Batch-encode biochemical and k-mer features from paired FASTA files.

This function reads:
  • ./dataset/{protein}_pos.fa

  • ./dataset/{protein}_neg.fa

and encodes each sequence into a fixed-length feature tensor.

Notes

FASTA assumption The input FASTA is assumed to be organized in blocks of 3 lines per record:

  • line i : header

  • line i+1 : sequence

  • line i+2 : (optional/unused, e.g., structure or blank)

This function uses only the sequence line (i+1).

Output features (concatenated along the last axis; length = 101)
  • 3-dim base encoding with padding indicator (processFastaFile): (101, 3)

  • 1-dim nucleotide density ND (nd): (101, 1)

  • 11-dim dinucleotide physicochemical properties DPCP (dpcp): (101, 11)

  • k-mer frequency tensors for k=1,2,3 (coden): (101, 4 + 16 + 64)

Final per-sequence shape: (101, 99); batch output: (N, 101, 99).

Parameters:

protein (str) – Dataset identifier used to locate the FASTA files.

Returns:

np.ndarray Feature tensor of shape (N, 101, F) for all sequences from pos and neg files. The concatenation order is: [base+pad, ND, DPCP, kmer(1), kmer(2), kmer(3)].
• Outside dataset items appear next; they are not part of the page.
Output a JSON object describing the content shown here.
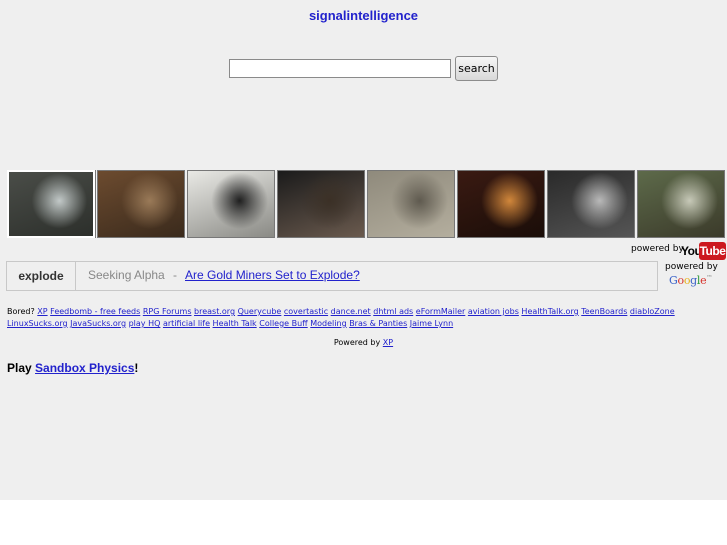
{
  "header": {
    "title": "signalintelligence"
  },
  "search": {
    "placeholder": "",
    "value": "",
    "button_label": "search"
  },
  "thumbnails": [
    {
      "name": "thumb-1",
      "colors": [
        "#4a4d48",
        "#c2c9c8",
        "#2c2f2b"
      ]
    },
    {
      "name": "thumb-2",
      "colors": [
        "#6c4b2f",
        "#9a7a58",
        "#3a2a1c"
      ]
    },
    {
      "name": "thumb-3",
      "colors": [
        "#e9e9e5",
        "#1f1f1f",
        "#8a8a85"
      ]
    },
    {
      "name": "thumb-4",
      "colors": [
        "#1b1b1b",
        "#3b3026",
        "#6a5a4e"
      ]
    },
    {
      "name": "thumb-5",
      "colors": [
        "#8f8a7c",
        "#5f5a4f",
        "#b4ae9e"
      ]
    },
    {
      "name": "thumb-6",
      "colors": [
        "#3a1a12",
        "#d1873b",
        "#1a0d08"
      ]
    },
    {
      "name": "thumb-7",
      "colors": [
        "#2a2a2a",
        "#b9b9b9",
        "#555555"
      ]
    },
    {
      "name": "thumb-8",
      "colors": [
        "#5d6a4a",
        "#c7c9b8",
        "#3b3a2a"
      ]
    }
  ],
  "youtube": {
    "powered_by": "powered by",
    "logo_you": "You",
    "logo_tube": "Tube"
  },
  "news": {
    "keyword": "explode",
    "source": "Seeking Alpha",
    "separator": "-",
    "headline": "Are Gold Miners Set to Explode?"
  },
  "google": {
    "powered_by": "powered by",
    "logo": "Google™"
  },
  "links": {
    "prefix": "Bored?",
    "items": [
      "XP",
      "Feedbomb - free feeds",
      "RPG Forums",
      "breast.org",
      "Querycube",
      "covertastic",
      "dance.net",
      "dhtml ads",
      "eFormMailer",
      "aviation jobs",
      "HealthTalk.org",
      "TeenBoards",
      "diabloZone",
      "LinuxSucks.org",
      "JavaSucks.org",
      "play HQ",
      "artificial life",
      "Health Talk",
      "College Buff",
      "Modeling",
      "Bras & Panties",
      "Jaime Lynn"
    ]
  },
  "footer": {
    "powered_by": "Powered by",
    "xp_link": "XP"
  },
  "play": {
    "prefix": "Play",
    "link": "Sandbox Physics",
    "suffix": "!"
  },
  "colors": {
    "link": "#2222cc",
    "background": "#efefef",
    "youtube_red": "#cc181e"
  }
}
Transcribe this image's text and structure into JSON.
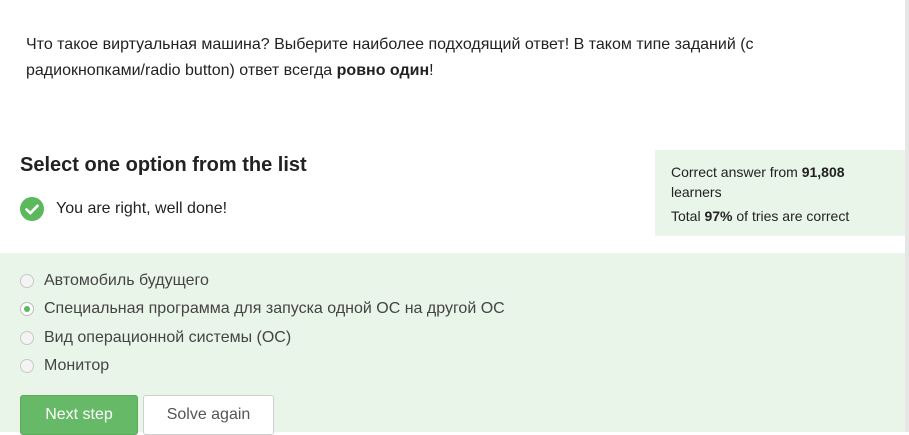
{
  "question": {
    "text_before": "Что такое виртуальная машина? Выберите наиболее подходящий ответ! В таком типе заданий (с радиокнопками/radio button) ответ всегда ",
    "bold": "ровно один",
    "text_after": "!"
  },
  "heading": "Select one option from the list",
  "feedback": {
    "icon": "check-circle-icon",
    "text": "You are right, well done!"
  },
  "stats": {
    "correct_prefix": "Correct answer from ",
    "learners_count": "91,808",
    "learners_suffix": "learners",
    "total_prefix": "Total ",
    "percent": "97%",
    "total_suffix": " of tries are correct"
  },
  "options": [
    {
      "label": "Автомобиль будущего",
      "selected": false
    },
    {
      "label": "Специальная программа для запуска одной ОС на другой ОС",
      "selected": true
    },
    {
      "label": "Вид операционной системы (ОС)",
      "selected": false
    },
    {
      "label": "Монитор",
      "selected": false
    }
  ],
  "buttons": {
    "next_step": "Next step",
    "solve_again": "Solve again"
  },
  "colors": {
    "accent_green": "#66b966",
    "panel_green": "#e9f5e9",
    "check_green": "#5cb85c"
  }
}
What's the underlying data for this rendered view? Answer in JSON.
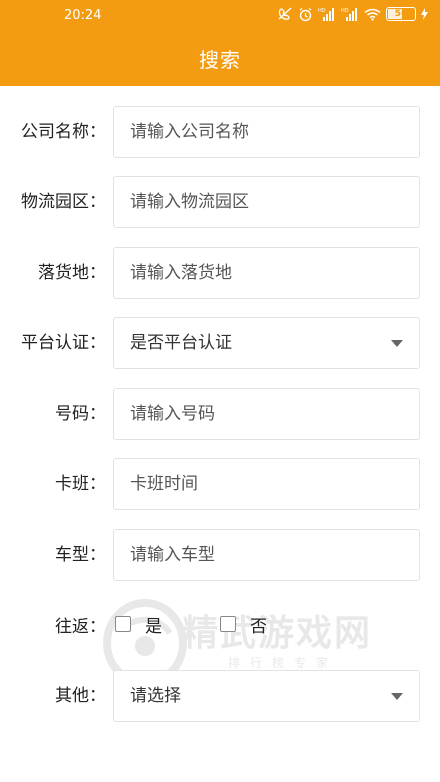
{
  "status_bar": {
    "time": "20:24",
    "battery": "56",
    "battery_level": 0.56,
    "icons": [
      "no-call-icon",
      "alarm-icon",
      "hd-signal-icon",
      "hd-signal-icon",
      "wifi-icon",
      "battery-icon",
      "charging-icon"
    ]
  },
  "header": {
    "title": "搜索",
    "background_color": "#F39C12"
  },
  "form": {
    "company": {
      "label": "公司名称：",
      "placeholder": "请输入公司名称"
    },
    "park": {
      "label": "物流园区：",
      "placeholder": "请输入物流园区"
    },
    "destination": {
      "label": "落货地：",
      "placeholder": "请输入落货地"
    },
    "certified": {
      "label": "平台认证：",
      "value": "是否平台认证"
    },
    "number": {
      "label": "号码：",
      "placeholder": "请输入号码"
    },
    "schedule": {
      "label": "卡班：",
      "placeholder": "卡班时间"
    },
    "vehicle": {
      "label": "车型：",
      "placeholder": "请输入车型"
    },
    "round_trip": {
      "label": "往返：",
      "yes": "是",
      "no": "否"
    },
    "other": {
      "label": "其他：",
      "value": "请选择"
    }
  },
  "watermark": {
    "text": "精武游戏网",
    "subtext": "排行榜专家"
  }
}
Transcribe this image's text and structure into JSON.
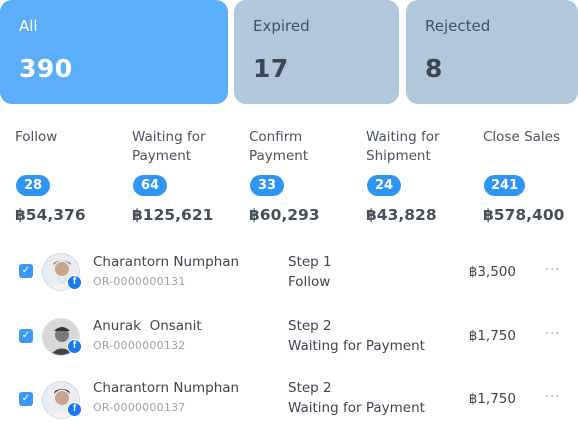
{
  "summary": [
    {
      "label": "All",
      "count": "390"
    },
    {
      "label": "Expired",
      "count": "17"
    },
    {
      "label": "Rejected",
      "count": "8"
    }
  ],
  "stages": [
    {
      "title": "Follow",
      "count": "28",
      "total": "฿54,376"
    },
    {
      "title": "Waiting for Payment",
      "count": "64",
      "total": "฿125,621"
    },
    {
      "title": "Confirm Payment",
      "count": "33",
      "total": "฿60,293"
    },
    {
      "title": "Waiting for Shipment",
      "count": "24",
      "total": "฿43,828"
    },
    {
      "title": "Close Sales",
      "count": "241",
      "total": "฿578,400"
    }
  ],
  "orders": [
    {
      "checked": "✓",
      "name": "Charantorn Numphan",
      "order_no": "OR-0000000131",
      "step": "Step 1",
      "status": "Follow",
      "amount": "฿3,500",
      "channel_icon": "facebook-icon",
      "more": "···"
    },
    {
      "checked": "✓",
      "name": "Anurak  Onsanit",
      "order_no": "OR-0000000132",
      "step": "Step 2",
      "status": "Waiting for Payment",
      "amount": "฿1,750",
      "channel_icon": "facebook-icon",
      "more": "···"
    },
    {
      "checked": "✓",
      "name": "Charantorn Numphan",
      "order_no": "OR-0000000137",
      "step": "Step 2",
      "status": "Waiting for Payment",
      "amount": "฿1,750",
      "channel_icon": "facebook-icon",
      "more": "···"
    }
  ],
  "colors": {
    "accent": "#5aaefa",
    "badge": "#2f95f3",
    "muted_card": "#b0c7dc",
    "facebook": "#1877f2"
  }
}
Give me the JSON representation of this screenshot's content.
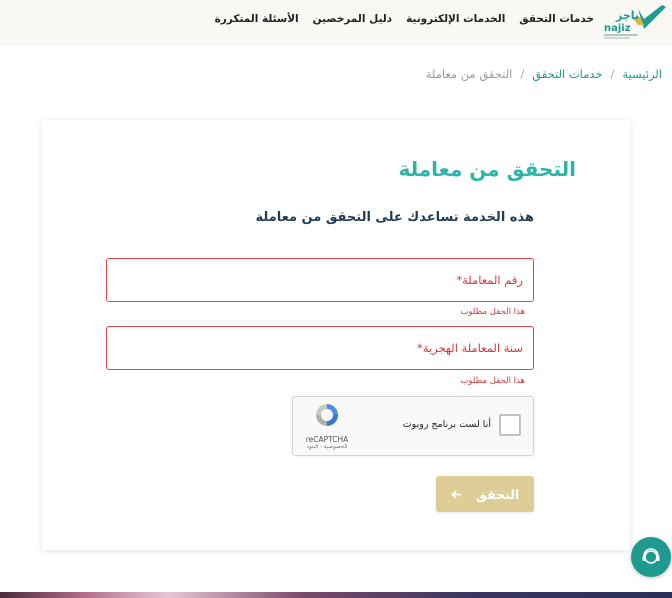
{
  "header": {
    "logo_text": "ناجز najiz",
    "nav": [
      {
        "label": "خدمات التحقق"
      },
      {
        "label": "الخدمات الإلكترونية"
      },
      {
        "label": "دليل المرخصين"
      },
      {
        "label": "الأسئلة المتكررة"
      }
    ]
  },
  "breadcrumb": {
    "home": "الرئيسية",
    "section": "خدمات التحقق",
    "current": "التحقق من معاملة",
    "separator": "/"
  },
  "form": {
    "title": "التحقق من معاملة",
    "subtitle": "هذه الخدمة تساعدك على التحقق من معاملة",
    "fields": [
      {
        "label": "رقم المعاملة",
        "required_mark": "*",
        "error": "هذا الحقل مطلوب"
      },
      {
        "label": "سنة المعاملة الهجرية",
        "required_mark": "*",
        "error": "هذا الحقل مطلوب"
      }
    ],
    "captcha": {
      "checkbox_label": "أنا لست برنامج روبوت",
      "brand": "reCAPTCHA",
      "terms": "الخصوصية - البنود"
    },
    "submit": {
      "label": "التحقق",
      "icon": "arrow-left-icon"
    }
  },
  "colors": {
    "primary": "#2cb5a8",
    "accent_gold": "#dfcd97",
    "error": "#d33a3a",
    "heading": "#1f3d57"
  }
}
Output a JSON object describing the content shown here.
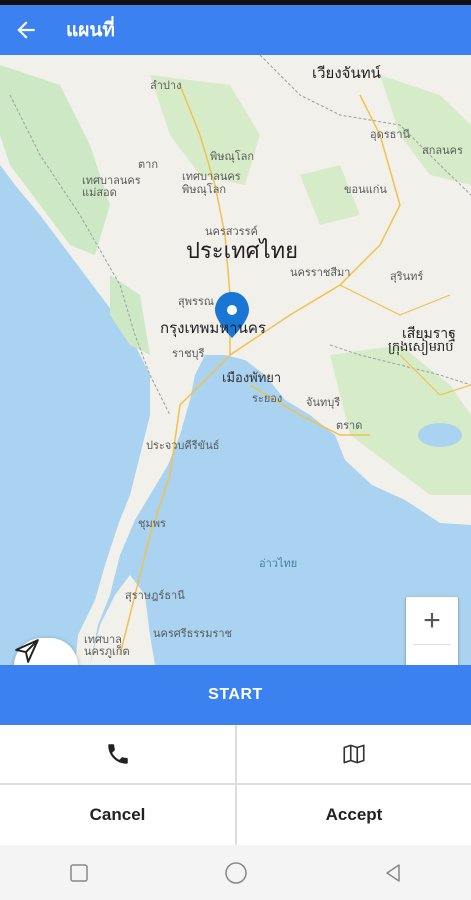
{
  "appbar": {
    "title": "แผนที่"
  },
  "map": {
    "labels": {
      "vientiane": "เวียงจันทน์",
      "lampang": "ลำปาง",
      "udon": "อุดรธานี",
      "sakon": "สกลนคร",
      "tak": "ตาก",
      "phitsanulok": "พิษณุโลก",
      "tessaban_maesot": "เทศบาลนคร แม่สอด",
      "tessaban_phitsanulok": "เทศบาลนคร พิษณุโลก",
      "khonkaen": "ขอนแก่น",
      "nakhonsawan": "นครสวรรค์",
      "thailand": "ประเทศไทย",
      "korat": "นครราชสีมา",
      "surin": "สุรินทร์",
      "suphan": "สุพรรณ",
      "bangkok": "กรุงเทพมหานคร",
      "siemreap": "เสียมราฐ",
      "siemreap_khmer": "ក្រុងសៀមរាប",
      "ratchaburi": "ราชบุรี",
      "pattaya": "เมืองพัทยา",
      "rayong": "ระยอง",
      "chanthaburi": "จันทบุรี",
      "trat": "ตราด",
      "prachuap": "ประจวบคีรีขันธ์",
      "chumphon": "ชุมพร",
      "gulf": "อ่าวไทย",
      "suratthani": "สุราษฎร์ธานี",
      "nakhonsi": "นครศรีธรรมราช",
      "phuket": "เทศบาล นครภูเก็ต"
    },
    "colors": {
      "water": "#a9d3f0",
      "land": "#f1f0ea",
      "green": "#cde8c4",
      "pin": "#1976d2"
    }
  },
  "controls": {
    "zoom_in": "+",
    "zoom_out": "−"
  },
  "start_label": "START",
  "actions": {
    "cancel": "Cancel",
    "accept": "Accept"
  },
  "icons": [
    "back-arrow-icon",
    "send-location-icon",
    "phone-icon",
    "map-icon",
    "square-nav-icon",
    "circle-nav-icon",
    "triangle-nav-icon"
  ],
  "theme": {
    "primary": "#3b82f0"
  }
}
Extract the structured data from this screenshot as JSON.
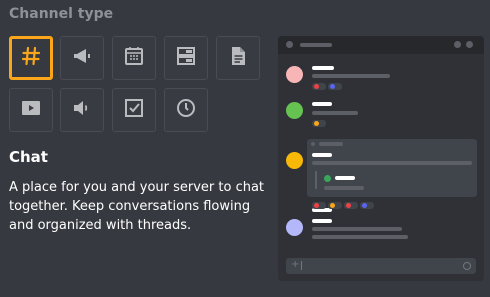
{
  "section_title": "Channel type",
  "channel_types": [
    {
      "name": "text-channel",
      "icon": "hash-icon",
      "selected": true
    },
    {
      "name": "announcement-channel",
      "icon": "megaphone-icon",
      "selected": false
    },
    {
      "name": "event-channel",
      "icon": "calendar-icon",
      "selected": false
    },
    {
      "name": "directory-channel",
      "icon": "directory-icon",
      "selected": false
    },
    {
      "name": "document-channel",
      "icon": "document-icon",
      "selected": false
    },
    {
      "name": "video-channel",
      "icon": "play-icon",
      "selected": false
    },
    {
      "name": "voice-channel",
      "icon": "speaker-icon",
      "selected": false
    },
    {
      "name": "task-channel",
      "icon": "checkbox-icon",
      "selected": false
    },
    {
      "name": "schedule-channel",
      "icon": "clock-icon",
      "selected": false
    }
  ],
  "selected_type": {
    "title": "Chat",
    "description": "A place for you and your server to chat together. Keep conversations flowing and organized with threads."
  },
  "colors": {
    "background": "#36393f",
    "selected_border": "#faa61a",
    "avatar_pink": "#f7b5b6",
    "avatar_green": "#66c251",
    "avatar_yellow": "#f8b807",
    "avatar_lavender": "#b5b7fb",
    "reaction_red": "#ed4245",
    "reaction_blue": "#5865f2",
    "reaction_yellow": "#faa61a"
  }
}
utils.FeatureEncoding.dealwithdata2(seq)[source]#

Encode a single sequence into the same feature representation as dealwithdata.

This is a single-instance version intended for inference or interactive usage. It applies the same normalization steps and feature concatenation scheme.

Parameters:

seq (str) – Raw nucleotide sequence (DNA ‘T’ will be converted to RNA ‘U’; ambiguous ‘N’ will be replaced with ‘A’).

Returns:

np.ndarray Feature tensor of shape (1, 101, F) where F matches dealwithdata output.